For the reasons stated above, we find no reversible error and therefore affirm the ICA’s decision.
Affirmed.
ISSUED: May 1, 2025
CONCURRED IN BY:
Justice Elizabeth D. Walker Justice Tim Armstead Justice C. Haley Bunn Justice Charles S. Trump IV
5 See also, e.g., Miller v. Mine Battery Serv., Inc., No. 20-0418, 2021 WL 4936468, at *4 (W. Va. Oct. 4, 2021) (memorandum decision) (concluding that myalgia is a symptom, not a diagnosis); Mills v. McDowell Cnty. Comm’n on Aging, Inc., No. 20-0407, 2021 WL 4936631, at *3 (W. Va. Sept. 22, 2021) (memorandum decision) (concluding that dorsalgia, or back pain, is a symptom and not a diagnosis); Williams v. Greenbrier Cnty. Comm’n, No. 18-0948, 2020 WL 3868418, at *4 (W. Va. July 9, 2020) (memorandum decision) (concluding that that sacroiliac joint arthralgia, or pain in the joint, is a symptom and not a diagnosis); Radford v. Panther Creek Mining, LLC, No. 18-0806, 2019 WL 4415245, at *3 (W. Va. Sep. 13, 2019) (memorandum decision) (concluding that neck and shoulder pain are symptoms, not diagnoses). 6 Accord Triton Constr., Inc. v. Blaney, No. 22-ICA-261, 2023 WL 3172027, at *3 (W. Va. Ct. App. May 1, 2023) (affirming an Office of Judges decision which found that “lumbago with sciatica” was a pain symptom, rather than an injury diagnosis).

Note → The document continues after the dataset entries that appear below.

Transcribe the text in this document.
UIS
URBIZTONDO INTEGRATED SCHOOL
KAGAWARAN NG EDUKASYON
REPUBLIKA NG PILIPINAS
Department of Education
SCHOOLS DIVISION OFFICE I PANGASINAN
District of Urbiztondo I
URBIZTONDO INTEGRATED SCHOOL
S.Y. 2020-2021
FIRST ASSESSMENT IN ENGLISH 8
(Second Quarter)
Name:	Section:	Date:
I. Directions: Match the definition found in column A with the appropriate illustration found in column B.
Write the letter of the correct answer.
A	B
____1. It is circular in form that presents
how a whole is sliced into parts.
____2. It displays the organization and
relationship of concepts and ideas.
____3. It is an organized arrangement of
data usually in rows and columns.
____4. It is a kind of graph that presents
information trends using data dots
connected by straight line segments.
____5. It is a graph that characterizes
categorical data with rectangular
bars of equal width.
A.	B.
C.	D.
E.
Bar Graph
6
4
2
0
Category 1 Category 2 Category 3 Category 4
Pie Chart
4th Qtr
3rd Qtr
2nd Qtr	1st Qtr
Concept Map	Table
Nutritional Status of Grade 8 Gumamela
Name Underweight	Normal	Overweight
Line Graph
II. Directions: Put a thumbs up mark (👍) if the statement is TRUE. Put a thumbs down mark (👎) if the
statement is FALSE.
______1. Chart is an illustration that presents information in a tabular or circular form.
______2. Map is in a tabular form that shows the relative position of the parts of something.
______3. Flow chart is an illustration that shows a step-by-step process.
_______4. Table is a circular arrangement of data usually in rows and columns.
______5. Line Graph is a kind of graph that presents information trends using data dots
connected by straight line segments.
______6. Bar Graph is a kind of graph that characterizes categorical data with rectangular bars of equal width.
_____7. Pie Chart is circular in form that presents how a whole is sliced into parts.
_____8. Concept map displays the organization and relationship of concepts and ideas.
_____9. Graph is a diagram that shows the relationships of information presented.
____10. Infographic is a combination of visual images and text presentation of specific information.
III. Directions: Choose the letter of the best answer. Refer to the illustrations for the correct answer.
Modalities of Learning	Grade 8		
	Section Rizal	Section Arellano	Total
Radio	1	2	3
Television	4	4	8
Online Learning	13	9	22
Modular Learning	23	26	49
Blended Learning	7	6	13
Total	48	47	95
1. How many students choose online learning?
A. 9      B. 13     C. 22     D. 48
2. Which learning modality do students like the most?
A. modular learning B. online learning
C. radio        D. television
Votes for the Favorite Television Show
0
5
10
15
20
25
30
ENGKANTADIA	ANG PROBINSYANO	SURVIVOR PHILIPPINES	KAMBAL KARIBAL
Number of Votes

6 CONCURRING AND WRITING SEPARATELY:
Chief Justice William R. Wooton
WOOTON, Chief Justice, concurring:
I concur in the judgment of the Court. I write separately, however, to clarify that my concurrence is based upon two critical factors, one of which is mentioned in the majority’s decision and one which is not.
As to the first factor, the majority recognizes Dr. Martin’s “acknowledge[ment] that the petitioner was at an increased risk of developing post-traumatic arthritis in his right ankle in the future, due to the nature and severity of his compensable injury.” Thus, it may reasonably be anticipated that if post-traumatic arthritis does develop in the future, the petitioner may pursue further relief pursuant to West Virginia Code section 23-4-16, which governs “modification, change or reopening of a prior award[.]”
As to the second factor, at oral argument counsel for the employer expressly acknowledged that the petitioner’s complaints of left hip joint pain and low back pain with left-sided sciatica are symptoms of compensable conditions, specifically, contusion of the lower back and pelvis; and further informed this Court that treatment for these symptoms is ongoing as part of the petitioner’s workers’ compensation claim. These representations by counsel were critical to my conclusion that the majority’s decision is not only legally sound but also fair to the petitioner, who suffered severe injuries during the course of his employment and is entitled to be fully compensated for those injuries.
For the foregoing reasons, I respectfully concur.